A narrative code notebook including outputs can be found here.

Installation

  1. Create a new environment, e.g. using miniconda:
conda create -n wytham-songtype-validation python=3.9
  1. Clone this repository to your local machine, navigate to its root and install using pip:
git clone https://github.com/nilomr/wytham-songtype-validation.git
cd wytham-songtype-validation
pip install .

GPU installation

One of the steps to reproduce this example involves training a deep neural network, which requires compatible GPU resources.

If you want to reatrain the model, you will need a few more libraries that are not installed automatically with pykanto. The reason for this is that the are a bit finicky: which exact installation you need depends on which version of CUDA you have and the like.

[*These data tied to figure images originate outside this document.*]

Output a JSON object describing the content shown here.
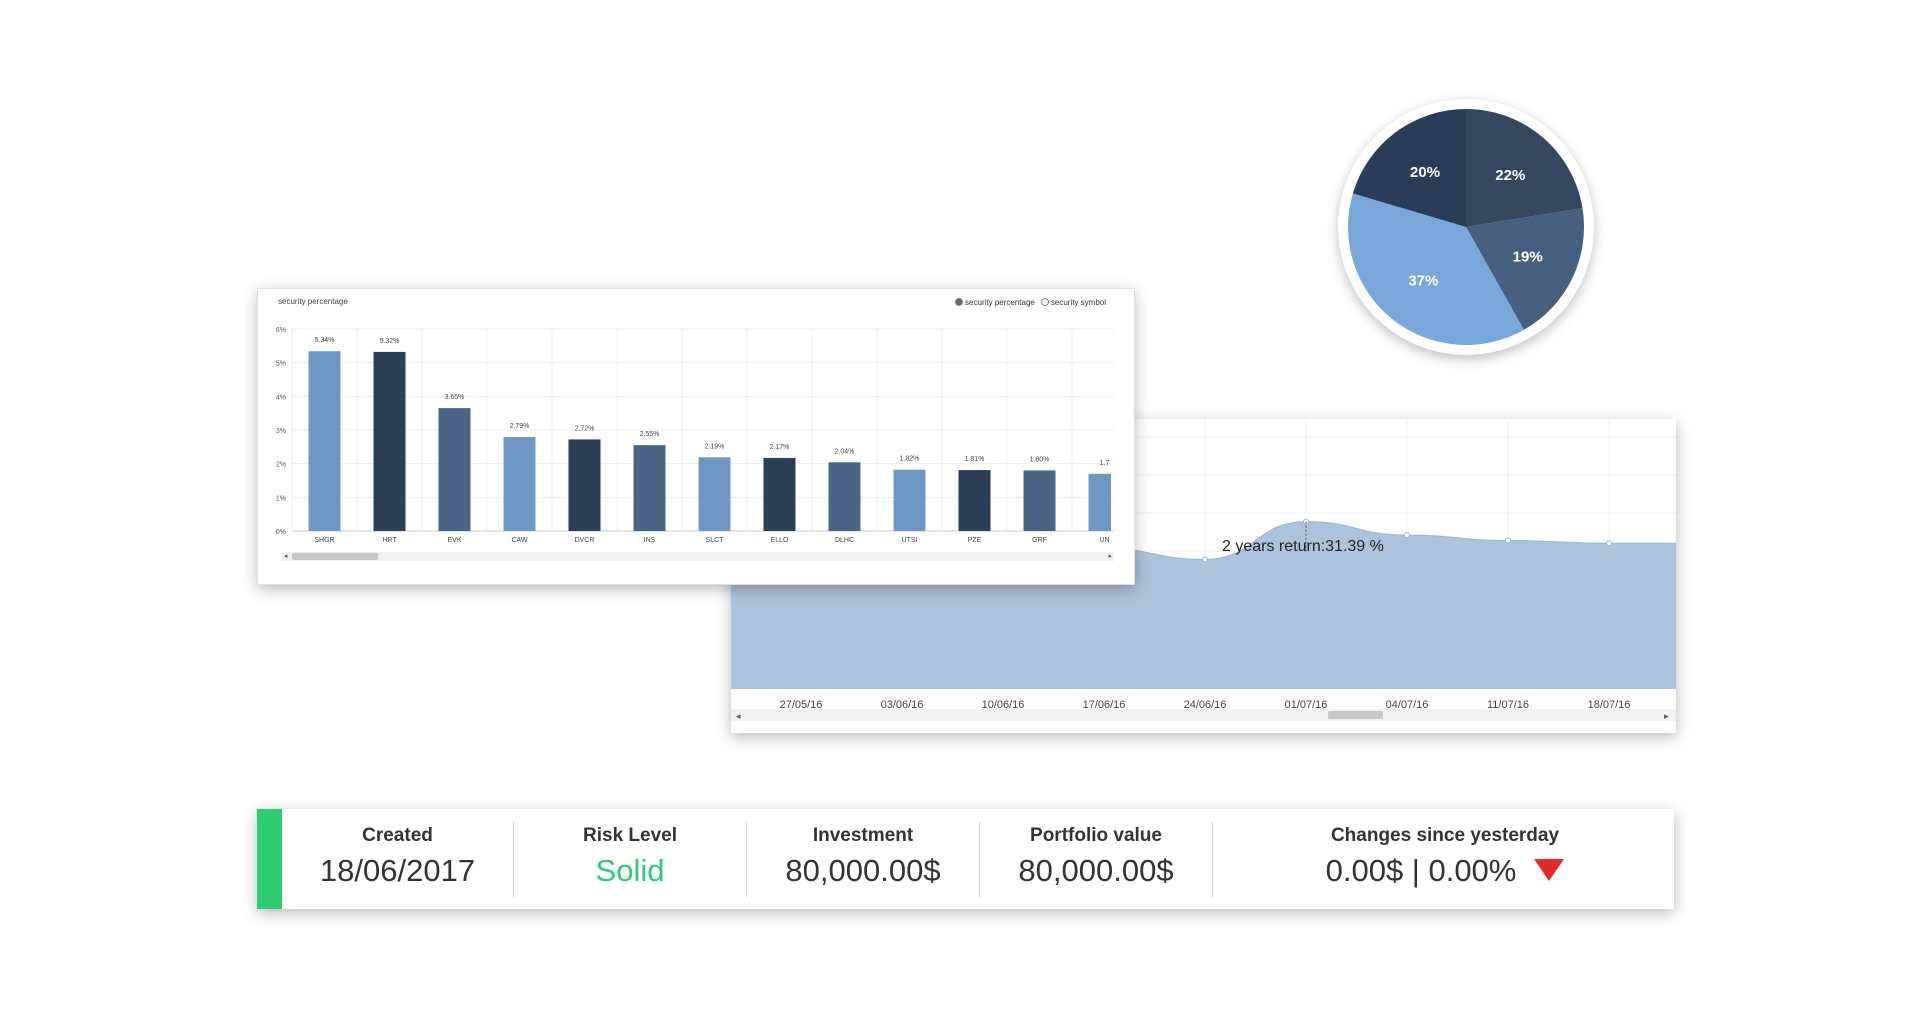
{
  "bar_panel": {
    "title": "security percentage",
    "legend": [
      {
        "label": "security percentage",
        "active": true
      },
      {
        "label": "security symbol",
        "active": false
      }
    ]
  },
  "area_panel": {
    "tooltip": "2 years return:31.39 %"
  },
  "stats": {
    "created_label": "Created",
    "created_value": "18/06/2017",
    "risk_label": "Risk Level",
    "risk_value": "Solid",
    "investment_label": "Investment",
    "investment_value": "80,000.00$",
    "portfolio_label": "Portfolio value",
    "portfolio_value": "80,000.00$",
    "changes_label": "Changes since yesterday",
    "changes_value": "0.00$ | 0.00%",
    "accent_color": "#2ecc71",
    "down_color": "#e02b2b",
    "down_icon": "down-triangle-icon"
  },
  "chart_data": [
    {
      "type": "bar",
      "title": "security percentage",
      "categories": [
        "SHGR",
        "HRT",
        "EVK",
        "CAW",
        "DVCR",
        "INS",
        "SLCT",
        "ELLO",
        "DLHC",
        "UTSI",
        "PZE",
        "GRF",
        "UN"
      ],
      "values": [
        5.34,
        5.32,
        3.65,
        2.79,
        2.72,
        2.55,
        2.19,
        2.17,
        2.04,
        1.82,
        1.81,
        1.8,
        1.7
      ],
      "labels": [
        "5.34%",
        "5.32%",
        "3.65%",
        "2.79%",
        "2.72%",
        "2.55%",
        "2.19%",
        "2.17%",
        "2.04%",
        "1.82%",
        "1.81%",
        "1.80%",
        "1.7"
      ],
      "colors": [
        "#6f97c4",
        "#2c3e55",
        "#4a6586",
        "#6f97c4",
        "#2c3e55",
        "#4a6586",
        "#6f97c4",
        "#2c3e55",
        "#4a6586",
        "#6f97c4",
        "#2c3e55",
        "#4a6586",
        "#6f97c4"
      ],
      "ylim": [
        0,
        6
      ],
      "yticks": [
        "0%",
        "1%",
        "2%",
        "3%",
        "4%",
        "5%",
        "6%"
      ],
      "grid": true
    },
    {
      "type": "area",
      "x": [
        "27/05/16",
        "03/06/16",
        "10/06/16",
        "17/06/16",
        "24/06/16",
        "01/07/16",
        "04/07/16",
        "11/07/16",
        "18/07/16"
      ],
      "values": [
        66,
        63,
        58,
        52,
        48,
        62,
        57,
        55,
        54
      ],
      "ylim": [
        0,
        100
      ],
      "color": "#adc2dd"
    },
    {
      "type": "pie",
      "labels": [
        "22%",
        "19%",
        "37%",
        "20%"
      ],
      "values": [
        22,
        19,
        37,
        20
      ],
      "colors": [
        "#34475f",
        "#47607f",
        "#7aa7da",
        "#2b3c58"
      ]
    }
  ]
}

I recommend that, if this is the case, you first create a fresh environment with conda:

conda create -n wytham-songtype-validation python=3.9

And then install torch, pykanto and this example including the extra libraries.

conda install -c pytorch pytorch torchvision   
pip install pykanto
# Navigate to the root of this repository, then:
pip install ."[torch]" # see the pyproject.toml file for other options

User guide

First, make sure that you have activated this project's environment (conda activate wytham-songtype-validation if you followed the instructions above). Then, navigate to /notebooks. This is where the scripts are located. They can all be run from the terminal, python <script-name>.

Expand user guide
Script Description Use
1_prepare-dataset.py Ingests, creates spectrograms, and segments the dataset1 To run: python 1_prepare-dataset.py.
Requires the output of this repository.
3_export-training-data.py Exports the data required to train the deep learning model python 3_export-training-data.py
4_train-model.ipynb Model definition and training step A separate, self-contained jupyter notebook. This is to make it easier to run interactively on a GPU-enabled HPC. If you don't want to retrain the model, you can skip this step.
5_save_labels.py Saves the checked labels to a csv file python 5_save_labels.py

© Nilo M. Recalde, 2021-present

Footnotes

  1. If you want to run this in a HPC you can use pykanto's tool for this, which makes it very easy (see Docs for more info).